I confided to John O’Brien about what had happened, and he laughed before turning serious. We were replanting some of our first seedlings into their mature pots, and he stuck his spade upright in the dirt, brushing off his hands and giving me his full attention.
“Zoe, have you ever considered going on a date or something?”
“What?” I must’ve looked shocked, because he quickly shook his head.
“No. Oh, no. Not with me.” John went a bit pale with embarrassment. A few months before, after a couple of beers and a dinner with Siobhan, he had pulled me into an embrace while walking me home. I hadn’t even needed to protest—he drew away of his own accord and apologized profusely, saying he just felt like we were family, and had gotten confused. I never brought it up again. “With a young man. Someone your age?”
“Oh,” I said.
“It’s not that I think you did anything wrong, honey,” he added. “I just wonder sometimes if you don’t need another place to turn your attention. So those girls won’t get under your skin so much.”
I promised him I
’d think about it. There wasn’t, in truth, a lot of extra time in my days, though of course I’d structured them that way on purpose. The greenhouse was my life, and I kept a mental calendar of which sections needed pruning or fertilizer, how often a major cleaning was required to keep the window glass pristine. Before I left in the evenings—provided there was no freeze in effect, and thus that I was able to leave at all—I whispered good night to many of my favorite plants individually, thanking them for their hard work and telling them how beautiful they’d become. In my time off, I often had to wash or mend my clothes, or else clean out my room, and was always surprised by how much of my time cooking and shopping took up every week. I was in the process of looking for an apartment, as well. It seemed likely that unless Kay ratted me out for vulgarity, I’d be offered an extended contract at the greenhouse, and I didn’t want to stay on campus over the summer, or ever again. There were several small houses being let in the area, and I’d been making my way through them with help from Nadine, who enjoyed circling rental notices in the newspaper. When all that was through, I liked to read, or take quiet walks by myself. It seemed a full life.

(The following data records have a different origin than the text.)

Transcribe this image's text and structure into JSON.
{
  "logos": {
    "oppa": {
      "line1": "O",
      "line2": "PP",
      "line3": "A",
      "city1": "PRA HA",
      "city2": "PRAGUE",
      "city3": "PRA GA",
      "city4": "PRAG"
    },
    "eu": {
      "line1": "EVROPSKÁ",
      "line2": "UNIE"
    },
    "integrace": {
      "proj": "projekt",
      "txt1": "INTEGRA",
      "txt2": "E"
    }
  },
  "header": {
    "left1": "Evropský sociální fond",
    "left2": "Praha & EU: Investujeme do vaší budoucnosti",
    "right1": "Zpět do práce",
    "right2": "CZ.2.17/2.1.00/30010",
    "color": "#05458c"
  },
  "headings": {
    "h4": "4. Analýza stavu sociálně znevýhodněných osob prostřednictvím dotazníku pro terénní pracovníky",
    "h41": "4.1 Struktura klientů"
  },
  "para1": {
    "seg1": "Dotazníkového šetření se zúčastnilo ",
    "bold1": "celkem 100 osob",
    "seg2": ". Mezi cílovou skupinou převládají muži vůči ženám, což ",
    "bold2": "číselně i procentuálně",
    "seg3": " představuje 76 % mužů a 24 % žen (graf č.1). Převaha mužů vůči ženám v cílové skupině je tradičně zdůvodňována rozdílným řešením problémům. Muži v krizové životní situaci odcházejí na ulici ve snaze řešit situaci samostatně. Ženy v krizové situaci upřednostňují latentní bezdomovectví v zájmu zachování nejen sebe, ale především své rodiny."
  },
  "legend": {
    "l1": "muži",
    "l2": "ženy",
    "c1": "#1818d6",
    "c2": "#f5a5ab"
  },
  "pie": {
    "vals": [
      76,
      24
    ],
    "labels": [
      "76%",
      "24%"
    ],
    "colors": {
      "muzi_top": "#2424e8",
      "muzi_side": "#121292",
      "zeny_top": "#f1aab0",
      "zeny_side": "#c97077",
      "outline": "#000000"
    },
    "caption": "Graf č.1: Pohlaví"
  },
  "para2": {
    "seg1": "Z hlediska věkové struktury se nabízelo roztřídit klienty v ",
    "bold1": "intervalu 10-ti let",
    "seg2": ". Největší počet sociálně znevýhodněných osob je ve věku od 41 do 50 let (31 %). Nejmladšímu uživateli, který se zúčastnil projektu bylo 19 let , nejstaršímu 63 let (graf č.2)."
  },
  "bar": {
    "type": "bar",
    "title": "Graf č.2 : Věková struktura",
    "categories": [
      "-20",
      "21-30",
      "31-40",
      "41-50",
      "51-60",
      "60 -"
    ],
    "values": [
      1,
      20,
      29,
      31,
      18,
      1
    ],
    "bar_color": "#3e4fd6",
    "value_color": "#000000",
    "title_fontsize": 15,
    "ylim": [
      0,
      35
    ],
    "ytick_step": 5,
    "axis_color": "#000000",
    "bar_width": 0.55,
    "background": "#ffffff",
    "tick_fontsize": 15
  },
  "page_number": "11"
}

But there was something about John’s suggestion that struck a chord with me, nevertheless. My body had always been serviceable: long enough limbs, strong enough hands, good teeth, decent digestion. I’d been so young when I began working with my parents in the Lipetsk field that it felt natural to consider my legs primarily in terms of locomotion, and my fingers as diligent pincers for plucking weeds or removing pests. In school I changed focus, but still, there were things I needed. Eyes for reading, the ability to sit without growing stiff. I hadn’t given much thought to the fact of my body, its very existence. There’d been no call to.
Lately, though, things were different. It would start like this: a morning walk around campus with the clouds grading down into fog and then mist and then rain, moisture stuck to the fibers of my sweater, heat inside my clothes. I’d breathe in, and the air would have a scent like chopped ice, though it wasn’t quite cold enough anymore to snow. Bits of too-big gravel would trouble my feet beneath my shoes, and I’d kick them off the path, turning just in time to see a swallow sweep down over the lawn. And then came the girls.